Born: 1821, United States
Died: 1879
Country most active: United States
Also known as: Mary Eliot Dwight
The following is republished with permission from the Boston Women’s Heritage Trail.
The Industrial School for Girls was originally established 1853 in Winchester, Massachusetts, and moved to Dorchester in 1859 after it outgrew the property, which was not well suited to a school. The Dorchester site was designed by noted architect George Snell. At first a residential school, it served young girls, aged 6 – 15, largely from poor or dysfunctional families. They learned domestic skills with the goal of becoming self-supporting. Two women who were deeply involved with the school in its early days were Emeline Everett and Mary Parkman.

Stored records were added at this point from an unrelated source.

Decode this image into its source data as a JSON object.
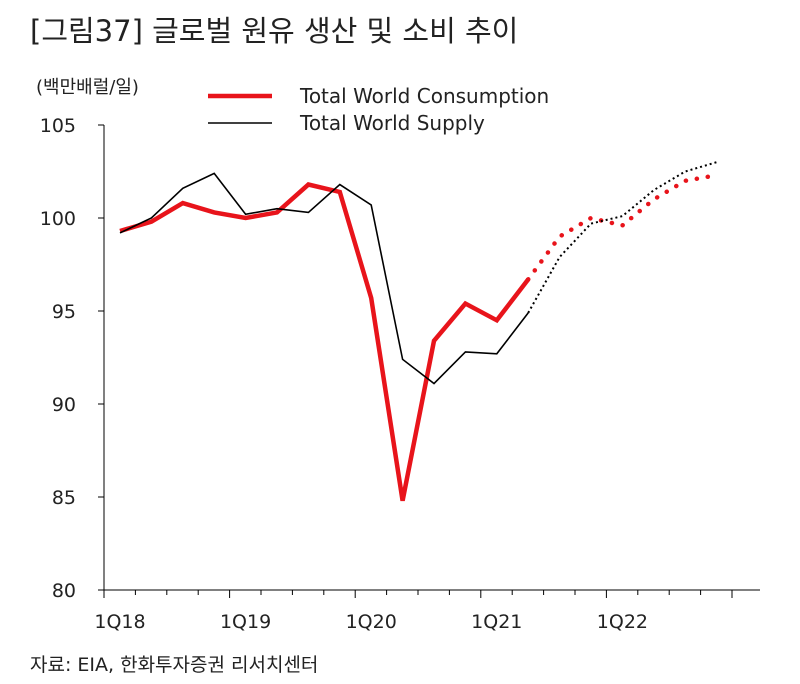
{
  "figure": {
    "title": "[그림37]  글로벌 원유 생산 및 소비 추이",
    "source": "자료: EIA, 한화투자증권 리서치센터"
  },
  "chart_data": {
    "type": "line",
    "ylabel": "(백만배럴/일)",
    "ylim": [
      80,
      105
    ],
    "yticks": [
      80,
      85,
      90,
      95,
      100,
      105
    ],
    "xticks": [
      {
        "label": "1Q18",
        "index": 0
      },
      {
        "label": "1Q19",
        "index": 4
      },
      {
        "label": "1Q20",
        "index": 8
      },
      {
        "label": "1Q21",
        "index": 12
      },
      {
        "label": "1Q22",
        "index": 16
      }
    ],
    "x_count": 20,
    "periods": [
      "1Q18",
      "2Q18",
      "3Q18",
      "4Q18",
      "1Q19",
      "2Q19",
      "3Q19",
      "4Q19",
      "1Q20",
      "2Q20",
      "3Q20",
      "4Q20",
      "1Q21",
      "2Q21",
      "3Q21",
      "4Q21",
      "1Q22",
      "2Q22",
      "3Q22",
      "4Q22"
    ],
    "forecast_start_index": 13,
    "legend_position": "top-center",
    "series": [
      {
        "name": "Total World Consumption",
        "color": "#e8141b",
        "style": "thick",
        "values": [
          99.3,
          99.8,
          100.8,
          100.3,
          100.0,
          100.3,
          101.8,
          101.4,
          95.7,
          84.8,
          93.4,
          95.4,
          94.5,
          96.7,
          99.0,
          100.0,
          99.6,
          101.0,
          102.0,
          102.3
        ]
      },
      {
        "name": "Total World Supply",
        "color": "#000000",
        "style": "thin",
        "values": [
          99.2,
          100.0,
          101.6,
          102.4,
          100.2,
          100.5,
          100.3,
          101.8,
          100.7,
          92.4,
          91.1,
          92.8,
          92.7,
          94.9,
          97.9,
          99.7,
          100.1,
          101.5,
          102.5,
          103.0
        ]
      }
    ]
  }
}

Mary Eliot Dwight was born in 1821, the daughter of noted education reformer Edmund Dwight. Her mother, Mary, a descendent of shipping magnate Samuel Eliot, was frequently ill, and Mary was called on to care for her and her younger siblings. She married Harvard graduate Samuel Parkman, a physician, in 1849. He died from typhoid in 1854, after which Mary’s financial situation deteriorated. She opened a small school to supplement her income and later became secretary of the board of the Industrial School for Girls when it was located in Winchester, MA. She served as vice-president between 1860 – 1862 after the institution moved to Dorchester. She lived in Boston and later Beverly, MA. Parkman promoted public health as a member of the executive committee of the American Social Science Association (ASSA). She served as chairman of the New England Women’s Auxiliary to the Sanitary Commission during the Civil War and later aided in creating a school to train nurses at Massachusetts General Hospital. She died at her Beacon Hill home after having lived out her last years in Beverly Farms, Massachusetts, where she wrote reviews of works of fiction for The Nation.